Omar for denotifying disturbed areas in Kashmir
Chief minister Omar Abdullah is set to recommend denotification of some parts of Jammu and Kashmir declared as disturbed areas and if accepted by the governor will pave the way for removing the Armed Forces Special Powers Act (AFSPA) from those places, highly placed government sources said on Friday.
Sources said Abdullah wants to denotify four districts — Srinagar, Budgam, Jammu and Samba — from the Disturbed Areas Act. This would automatically mean that armed forces would not have any powers under the AFSPA to operate in these areas.

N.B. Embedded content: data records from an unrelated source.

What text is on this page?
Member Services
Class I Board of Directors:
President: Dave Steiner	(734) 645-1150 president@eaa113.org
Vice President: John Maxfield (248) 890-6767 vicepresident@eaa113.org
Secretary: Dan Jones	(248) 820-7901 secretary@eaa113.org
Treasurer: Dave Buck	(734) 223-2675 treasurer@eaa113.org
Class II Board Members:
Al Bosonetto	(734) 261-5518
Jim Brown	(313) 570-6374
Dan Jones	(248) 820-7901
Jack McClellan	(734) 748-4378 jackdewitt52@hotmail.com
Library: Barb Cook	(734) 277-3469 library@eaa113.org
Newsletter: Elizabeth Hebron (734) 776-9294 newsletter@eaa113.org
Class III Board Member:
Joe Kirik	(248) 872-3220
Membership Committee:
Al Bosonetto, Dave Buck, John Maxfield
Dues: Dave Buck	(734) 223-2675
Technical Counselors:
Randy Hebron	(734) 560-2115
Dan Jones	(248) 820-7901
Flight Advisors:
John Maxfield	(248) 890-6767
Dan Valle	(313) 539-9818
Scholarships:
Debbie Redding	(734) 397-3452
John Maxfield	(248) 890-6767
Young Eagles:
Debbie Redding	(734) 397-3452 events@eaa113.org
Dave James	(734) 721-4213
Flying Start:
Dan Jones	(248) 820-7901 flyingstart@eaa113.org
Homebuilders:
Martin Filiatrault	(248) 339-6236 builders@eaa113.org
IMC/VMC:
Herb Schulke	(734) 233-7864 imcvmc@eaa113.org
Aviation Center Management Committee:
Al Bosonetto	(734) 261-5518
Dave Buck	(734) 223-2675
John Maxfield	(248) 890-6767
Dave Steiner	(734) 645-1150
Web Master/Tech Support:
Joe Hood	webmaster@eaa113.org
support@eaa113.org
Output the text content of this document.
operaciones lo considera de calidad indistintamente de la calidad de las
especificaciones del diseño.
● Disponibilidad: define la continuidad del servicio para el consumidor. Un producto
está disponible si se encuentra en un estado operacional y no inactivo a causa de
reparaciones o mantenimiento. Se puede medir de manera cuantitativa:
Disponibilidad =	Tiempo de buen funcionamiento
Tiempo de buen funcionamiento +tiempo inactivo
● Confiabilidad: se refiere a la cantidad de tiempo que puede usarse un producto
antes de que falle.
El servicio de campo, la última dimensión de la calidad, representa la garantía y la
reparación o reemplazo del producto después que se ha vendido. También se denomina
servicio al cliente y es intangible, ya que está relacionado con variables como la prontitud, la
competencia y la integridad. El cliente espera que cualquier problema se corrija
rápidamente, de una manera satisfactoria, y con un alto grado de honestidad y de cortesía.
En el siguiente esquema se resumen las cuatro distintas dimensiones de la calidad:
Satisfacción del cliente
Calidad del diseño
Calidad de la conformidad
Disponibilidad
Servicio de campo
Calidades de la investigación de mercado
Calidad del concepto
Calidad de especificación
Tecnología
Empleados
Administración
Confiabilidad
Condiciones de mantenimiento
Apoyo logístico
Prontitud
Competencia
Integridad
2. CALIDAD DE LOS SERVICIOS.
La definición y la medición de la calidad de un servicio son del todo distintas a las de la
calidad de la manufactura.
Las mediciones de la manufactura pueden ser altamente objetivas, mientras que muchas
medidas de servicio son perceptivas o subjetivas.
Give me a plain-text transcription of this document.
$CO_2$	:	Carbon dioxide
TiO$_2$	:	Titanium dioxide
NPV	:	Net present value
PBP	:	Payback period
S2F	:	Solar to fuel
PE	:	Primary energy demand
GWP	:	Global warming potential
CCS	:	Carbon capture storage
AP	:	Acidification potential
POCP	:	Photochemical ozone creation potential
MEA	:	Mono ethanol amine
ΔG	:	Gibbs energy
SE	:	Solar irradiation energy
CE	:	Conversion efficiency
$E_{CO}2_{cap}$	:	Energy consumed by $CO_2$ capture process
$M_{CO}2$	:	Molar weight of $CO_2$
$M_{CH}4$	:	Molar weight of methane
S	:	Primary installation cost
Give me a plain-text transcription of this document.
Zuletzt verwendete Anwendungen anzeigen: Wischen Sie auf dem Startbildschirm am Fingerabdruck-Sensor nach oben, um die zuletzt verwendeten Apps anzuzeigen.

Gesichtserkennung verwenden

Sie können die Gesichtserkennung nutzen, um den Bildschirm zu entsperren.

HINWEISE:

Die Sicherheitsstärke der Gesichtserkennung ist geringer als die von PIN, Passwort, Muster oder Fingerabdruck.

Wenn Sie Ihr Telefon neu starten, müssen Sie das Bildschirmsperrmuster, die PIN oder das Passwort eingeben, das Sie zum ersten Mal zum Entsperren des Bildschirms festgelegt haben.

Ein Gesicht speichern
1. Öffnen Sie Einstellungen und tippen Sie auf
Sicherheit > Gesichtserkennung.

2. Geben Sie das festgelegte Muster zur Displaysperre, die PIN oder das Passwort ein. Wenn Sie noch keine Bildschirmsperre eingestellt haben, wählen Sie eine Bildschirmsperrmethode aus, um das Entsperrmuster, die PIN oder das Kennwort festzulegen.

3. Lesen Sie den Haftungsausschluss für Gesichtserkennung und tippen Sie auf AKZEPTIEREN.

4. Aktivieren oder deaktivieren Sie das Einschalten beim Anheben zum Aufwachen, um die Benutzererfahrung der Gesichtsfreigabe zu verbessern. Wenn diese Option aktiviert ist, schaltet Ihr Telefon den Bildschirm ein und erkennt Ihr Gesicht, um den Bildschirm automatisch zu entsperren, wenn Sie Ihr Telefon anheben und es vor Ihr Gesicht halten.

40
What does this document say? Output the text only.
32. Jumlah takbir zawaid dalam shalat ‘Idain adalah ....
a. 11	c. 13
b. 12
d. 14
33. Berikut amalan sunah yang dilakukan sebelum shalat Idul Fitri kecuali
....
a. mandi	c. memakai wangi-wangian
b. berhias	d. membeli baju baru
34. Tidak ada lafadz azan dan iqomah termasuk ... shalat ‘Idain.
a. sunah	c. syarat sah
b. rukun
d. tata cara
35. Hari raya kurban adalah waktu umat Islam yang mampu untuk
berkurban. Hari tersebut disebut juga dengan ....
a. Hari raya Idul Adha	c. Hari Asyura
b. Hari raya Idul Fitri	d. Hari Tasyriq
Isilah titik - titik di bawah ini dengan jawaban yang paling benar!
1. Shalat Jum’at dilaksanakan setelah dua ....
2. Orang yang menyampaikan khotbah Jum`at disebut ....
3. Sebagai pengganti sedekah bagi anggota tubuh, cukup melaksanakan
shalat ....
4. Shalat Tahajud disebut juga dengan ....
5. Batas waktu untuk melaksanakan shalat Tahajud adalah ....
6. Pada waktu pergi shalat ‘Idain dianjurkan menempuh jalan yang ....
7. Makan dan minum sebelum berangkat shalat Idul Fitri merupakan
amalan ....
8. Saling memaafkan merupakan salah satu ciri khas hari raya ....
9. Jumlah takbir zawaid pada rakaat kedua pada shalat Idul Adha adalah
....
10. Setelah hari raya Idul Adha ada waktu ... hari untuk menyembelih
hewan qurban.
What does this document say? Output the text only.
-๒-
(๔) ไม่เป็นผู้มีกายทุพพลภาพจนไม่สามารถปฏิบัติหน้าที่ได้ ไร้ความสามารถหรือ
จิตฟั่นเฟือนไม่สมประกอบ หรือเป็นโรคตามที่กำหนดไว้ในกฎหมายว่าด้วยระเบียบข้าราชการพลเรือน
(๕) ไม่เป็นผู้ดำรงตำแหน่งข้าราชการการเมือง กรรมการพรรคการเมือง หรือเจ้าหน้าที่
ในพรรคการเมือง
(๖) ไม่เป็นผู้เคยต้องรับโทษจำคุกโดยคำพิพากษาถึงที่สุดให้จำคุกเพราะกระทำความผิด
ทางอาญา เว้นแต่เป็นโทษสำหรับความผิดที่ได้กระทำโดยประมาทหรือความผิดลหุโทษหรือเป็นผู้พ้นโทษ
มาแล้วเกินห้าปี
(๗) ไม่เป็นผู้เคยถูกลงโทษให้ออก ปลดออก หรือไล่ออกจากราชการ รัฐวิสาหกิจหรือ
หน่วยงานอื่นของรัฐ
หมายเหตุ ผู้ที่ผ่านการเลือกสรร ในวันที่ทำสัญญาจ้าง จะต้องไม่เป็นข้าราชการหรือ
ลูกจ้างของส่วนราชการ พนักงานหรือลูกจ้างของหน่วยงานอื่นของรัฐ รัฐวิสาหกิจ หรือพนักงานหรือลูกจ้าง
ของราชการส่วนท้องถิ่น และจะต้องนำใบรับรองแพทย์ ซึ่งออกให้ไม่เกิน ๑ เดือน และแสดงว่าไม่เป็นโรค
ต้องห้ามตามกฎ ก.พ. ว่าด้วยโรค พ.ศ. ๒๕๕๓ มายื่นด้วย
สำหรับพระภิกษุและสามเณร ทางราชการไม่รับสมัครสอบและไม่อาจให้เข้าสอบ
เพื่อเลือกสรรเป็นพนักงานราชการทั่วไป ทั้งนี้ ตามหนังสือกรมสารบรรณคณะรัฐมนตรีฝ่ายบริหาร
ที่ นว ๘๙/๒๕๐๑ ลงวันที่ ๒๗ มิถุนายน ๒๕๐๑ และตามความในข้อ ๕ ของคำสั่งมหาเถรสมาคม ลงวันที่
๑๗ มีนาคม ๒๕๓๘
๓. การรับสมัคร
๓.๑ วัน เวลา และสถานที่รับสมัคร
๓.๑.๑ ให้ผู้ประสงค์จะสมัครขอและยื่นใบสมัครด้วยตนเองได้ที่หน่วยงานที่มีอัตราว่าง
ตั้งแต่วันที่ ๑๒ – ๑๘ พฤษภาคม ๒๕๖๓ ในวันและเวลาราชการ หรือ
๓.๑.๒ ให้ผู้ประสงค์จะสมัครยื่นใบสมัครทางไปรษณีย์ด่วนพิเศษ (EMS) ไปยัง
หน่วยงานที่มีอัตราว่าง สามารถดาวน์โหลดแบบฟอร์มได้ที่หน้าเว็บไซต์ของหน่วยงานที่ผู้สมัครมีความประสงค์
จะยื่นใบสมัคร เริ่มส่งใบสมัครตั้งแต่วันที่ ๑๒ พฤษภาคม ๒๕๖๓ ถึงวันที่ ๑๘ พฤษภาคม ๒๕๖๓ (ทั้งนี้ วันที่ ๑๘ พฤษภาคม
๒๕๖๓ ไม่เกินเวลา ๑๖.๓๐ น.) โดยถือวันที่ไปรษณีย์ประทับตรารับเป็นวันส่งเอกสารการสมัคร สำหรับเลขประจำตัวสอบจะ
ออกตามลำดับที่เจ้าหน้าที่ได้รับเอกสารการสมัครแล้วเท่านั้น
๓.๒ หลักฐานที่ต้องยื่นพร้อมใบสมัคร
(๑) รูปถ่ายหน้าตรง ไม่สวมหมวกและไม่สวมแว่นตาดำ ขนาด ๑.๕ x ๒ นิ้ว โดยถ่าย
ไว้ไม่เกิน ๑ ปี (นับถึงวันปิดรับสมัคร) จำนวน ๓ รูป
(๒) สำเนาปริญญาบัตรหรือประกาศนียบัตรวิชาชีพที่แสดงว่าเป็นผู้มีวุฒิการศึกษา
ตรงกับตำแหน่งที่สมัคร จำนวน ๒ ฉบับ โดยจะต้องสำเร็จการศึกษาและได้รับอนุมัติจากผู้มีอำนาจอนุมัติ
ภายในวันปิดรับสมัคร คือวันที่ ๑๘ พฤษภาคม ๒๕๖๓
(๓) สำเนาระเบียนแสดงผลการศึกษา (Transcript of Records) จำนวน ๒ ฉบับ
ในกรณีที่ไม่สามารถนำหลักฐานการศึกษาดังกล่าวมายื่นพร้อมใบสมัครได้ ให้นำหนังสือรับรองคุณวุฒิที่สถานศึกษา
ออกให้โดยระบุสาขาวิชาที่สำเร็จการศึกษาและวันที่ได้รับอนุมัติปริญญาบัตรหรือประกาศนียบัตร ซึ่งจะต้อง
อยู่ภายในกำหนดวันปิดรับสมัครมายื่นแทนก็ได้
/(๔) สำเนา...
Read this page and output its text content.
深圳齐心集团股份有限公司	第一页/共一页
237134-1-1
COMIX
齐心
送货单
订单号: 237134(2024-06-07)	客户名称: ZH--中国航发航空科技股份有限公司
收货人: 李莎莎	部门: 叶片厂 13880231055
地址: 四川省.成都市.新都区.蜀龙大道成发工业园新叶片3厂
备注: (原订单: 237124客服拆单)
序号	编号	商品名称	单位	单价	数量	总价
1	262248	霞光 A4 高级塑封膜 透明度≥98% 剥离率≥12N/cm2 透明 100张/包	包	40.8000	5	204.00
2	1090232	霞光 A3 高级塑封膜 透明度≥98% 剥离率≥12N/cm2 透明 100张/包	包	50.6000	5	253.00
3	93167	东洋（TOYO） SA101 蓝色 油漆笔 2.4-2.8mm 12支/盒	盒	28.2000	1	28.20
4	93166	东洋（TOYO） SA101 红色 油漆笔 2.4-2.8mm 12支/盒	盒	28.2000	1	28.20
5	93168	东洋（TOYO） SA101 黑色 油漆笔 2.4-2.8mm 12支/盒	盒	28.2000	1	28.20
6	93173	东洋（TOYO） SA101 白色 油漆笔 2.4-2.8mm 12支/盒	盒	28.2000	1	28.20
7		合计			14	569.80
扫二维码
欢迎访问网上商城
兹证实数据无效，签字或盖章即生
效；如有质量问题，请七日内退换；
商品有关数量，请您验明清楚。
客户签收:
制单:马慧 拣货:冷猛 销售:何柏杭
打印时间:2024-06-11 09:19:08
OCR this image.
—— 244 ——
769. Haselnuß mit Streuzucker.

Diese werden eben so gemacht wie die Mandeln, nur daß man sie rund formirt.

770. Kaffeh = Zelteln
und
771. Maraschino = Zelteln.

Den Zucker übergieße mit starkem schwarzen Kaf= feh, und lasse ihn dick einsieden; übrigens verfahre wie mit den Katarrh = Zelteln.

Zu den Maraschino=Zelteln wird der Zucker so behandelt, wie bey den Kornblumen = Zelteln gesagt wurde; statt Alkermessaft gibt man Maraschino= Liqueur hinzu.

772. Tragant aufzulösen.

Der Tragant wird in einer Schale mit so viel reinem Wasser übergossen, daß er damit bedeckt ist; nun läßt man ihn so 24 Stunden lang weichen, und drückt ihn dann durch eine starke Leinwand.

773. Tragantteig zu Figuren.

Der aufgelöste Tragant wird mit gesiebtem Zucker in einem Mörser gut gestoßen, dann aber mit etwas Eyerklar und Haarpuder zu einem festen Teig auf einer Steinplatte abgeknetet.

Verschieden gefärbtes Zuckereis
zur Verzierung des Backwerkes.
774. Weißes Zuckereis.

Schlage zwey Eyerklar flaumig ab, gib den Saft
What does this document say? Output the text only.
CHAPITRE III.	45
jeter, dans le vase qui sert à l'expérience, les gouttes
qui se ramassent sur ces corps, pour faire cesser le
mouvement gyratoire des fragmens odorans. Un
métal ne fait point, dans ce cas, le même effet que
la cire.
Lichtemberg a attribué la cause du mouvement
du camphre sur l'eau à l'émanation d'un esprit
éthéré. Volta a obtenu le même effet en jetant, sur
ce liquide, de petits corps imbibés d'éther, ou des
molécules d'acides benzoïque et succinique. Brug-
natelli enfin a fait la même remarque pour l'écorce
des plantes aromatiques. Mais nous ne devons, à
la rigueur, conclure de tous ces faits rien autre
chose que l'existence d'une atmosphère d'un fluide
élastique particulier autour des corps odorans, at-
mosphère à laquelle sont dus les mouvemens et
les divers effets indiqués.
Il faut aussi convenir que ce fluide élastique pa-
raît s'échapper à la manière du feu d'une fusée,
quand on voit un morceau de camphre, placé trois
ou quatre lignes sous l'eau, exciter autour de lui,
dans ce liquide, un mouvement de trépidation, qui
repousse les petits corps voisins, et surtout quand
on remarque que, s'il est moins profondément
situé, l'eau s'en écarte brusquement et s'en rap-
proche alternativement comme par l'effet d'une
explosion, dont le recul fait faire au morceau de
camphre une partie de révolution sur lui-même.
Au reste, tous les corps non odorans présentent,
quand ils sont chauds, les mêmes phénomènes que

AFSPA is applicable only in places notified as disturbed areas. Sources say the chief minister is "immovable" on the issue. Speaking to reporters in Delhi on Thursday, Union home minister P. Chidambaram had said: "The decision to denotify areas from Disturbed Areas Act would be taken by the governor on the advice of the state government."
"At the moment, what the Jammu and Kashmir chief minister wishes to be done is to denotify areas which had been originally notified as disturbed areas. That is his effort now. That, as I said earlier, is in accordance to the Cabinet committee on security decision which requested him to review the matter in the Unified HQs," Kashmir’s main opposition Peoples Democratic Party, the separatists and Kashmir Bar Association have asked Abdullah to live upto his promise that he made on October 21 when he declared that AFSPA would go within days.
But the reservations of the Indian Army, which fears that terrorists would take advantage of the absence of the empowering laws to the armed forces, has kept the matter pending. The chief minister has met Prime Minister Manmohan Singh, Congress President Sonia Gandhi, defence minister A.K. Antony, Chidambaram and Army Chief V.K. Singh to put across his point.